I have data to insert to hive each week,for example,1st week I insert:

spark.range(0,2).write.mode("append").saveAsTable("batches")

and 2nd week I insert:

spark.range(2,4).write.mode("append").saveAsTable("batches")

I am worry when the record which id is 2 is inserted,some exception occur,3 is not inserted,then I insert the data of 2nd week again,there will be two 2.

I googled, hive is not suit for delete particular set of records:link,so I can not delete the data left before the exception of 2nd week.

I think I can use hive transaction,but spark is not right now (2.3 version) fully compliant with hive transactional tables. ,seems even we can not read hive if we enable hive transaction.

And I see another website:Hive's ACID feature (which introduces transactions) is not required for inserts, only updates and deletes.

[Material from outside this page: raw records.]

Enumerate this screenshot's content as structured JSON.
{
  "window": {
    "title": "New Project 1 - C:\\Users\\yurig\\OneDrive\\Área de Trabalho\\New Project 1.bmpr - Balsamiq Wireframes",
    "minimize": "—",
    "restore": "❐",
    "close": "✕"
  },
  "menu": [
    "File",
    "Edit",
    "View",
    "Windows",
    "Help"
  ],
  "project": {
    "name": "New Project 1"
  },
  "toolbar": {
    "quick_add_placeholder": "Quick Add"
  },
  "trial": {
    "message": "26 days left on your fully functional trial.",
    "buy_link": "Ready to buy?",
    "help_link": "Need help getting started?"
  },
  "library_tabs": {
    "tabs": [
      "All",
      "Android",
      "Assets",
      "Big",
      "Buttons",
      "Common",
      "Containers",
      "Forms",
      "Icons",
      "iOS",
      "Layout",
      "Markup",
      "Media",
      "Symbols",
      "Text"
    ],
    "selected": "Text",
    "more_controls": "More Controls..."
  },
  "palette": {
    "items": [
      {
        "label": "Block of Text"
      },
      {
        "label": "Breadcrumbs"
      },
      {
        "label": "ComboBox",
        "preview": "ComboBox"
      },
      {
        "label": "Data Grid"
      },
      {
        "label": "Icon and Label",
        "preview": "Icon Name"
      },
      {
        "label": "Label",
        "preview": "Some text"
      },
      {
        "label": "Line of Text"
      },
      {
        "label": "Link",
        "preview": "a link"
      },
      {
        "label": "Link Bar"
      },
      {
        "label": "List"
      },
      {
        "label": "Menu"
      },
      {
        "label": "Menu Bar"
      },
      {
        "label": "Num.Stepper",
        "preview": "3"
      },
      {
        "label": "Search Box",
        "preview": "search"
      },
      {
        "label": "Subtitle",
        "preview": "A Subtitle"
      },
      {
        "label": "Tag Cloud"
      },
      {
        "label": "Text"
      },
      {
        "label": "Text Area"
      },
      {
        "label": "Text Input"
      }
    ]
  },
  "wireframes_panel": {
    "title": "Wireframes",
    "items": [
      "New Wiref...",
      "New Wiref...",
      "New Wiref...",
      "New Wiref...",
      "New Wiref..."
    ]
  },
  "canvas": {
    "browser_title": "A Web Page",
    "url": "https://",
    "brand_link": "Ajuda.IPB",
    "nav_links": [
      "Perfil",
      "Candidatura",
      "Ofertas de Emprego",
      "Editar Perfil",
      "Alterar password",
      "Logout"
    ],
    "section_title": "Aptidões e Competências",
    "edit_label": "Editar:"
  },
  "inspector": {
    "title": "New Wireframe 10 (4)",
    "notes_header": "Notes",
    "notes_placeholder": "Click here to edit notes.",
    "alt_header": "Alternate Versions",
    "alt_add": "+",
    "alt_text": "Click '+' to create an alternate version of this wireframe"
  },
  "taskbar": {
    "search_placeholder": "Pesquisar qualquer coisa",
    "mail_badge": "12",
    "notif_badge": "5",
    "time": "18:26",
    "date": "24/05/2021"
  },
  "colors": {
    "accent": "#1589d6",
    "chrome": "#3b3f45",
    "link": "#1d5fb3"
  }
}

Inserts should be supported on a vanilla Hive shell.,but I do not why transaction is not needed for insert,and what does it mean.

So,if I do not want to get the duplicated data,or like run at most once,what shall I do?

If you say there won`t be an exception between 2 and 3,but consider another case,if I have many tables to write:

   spark.range(2,4).write.mode("append").saveAsTable("batches")
   val x=1/0
   spark.range(2,4).write.mode("append").saveAsTable("batches2")

I tested it,new records 2 and 3 have been inserted into table "batches",but not inserted into "batches2",so if I want to insert again,must I only insert "batches2"?but how can I know where is the exception,and which tables should I insert again?I must to insert many try and catch,but it makes code hard to read and write.And what about the exception is disk is full or power off?

How to prevent duplicated data?

hometown
  • 279
  • 2
  • 17
  • before writing the current batch you can load the previous batch and do the `except` operation and write to the table. I assume batch data you are using may not be too huge. eg. `final df = curr_df.except(prev_df)` – Sathiyan S Dec 04 '18 at 10:27
  • 1
    may not be huge,but I wonder what will happen if data is huge? and in real work,I shall use `final df = curr_df.drop("id").except(prev_df)` because id is increased by 1, the first id of current new batch is one plus max id of previous batch. any better way?@SathiyanS – hometown Dec 05 '18 at 02:40
  • You are correct this is how I have achieved in a project. you can try your way. if you found any better way share it... @hometown :) – Sathiyan S Dec 05 '18 at 05:35

0 Answers0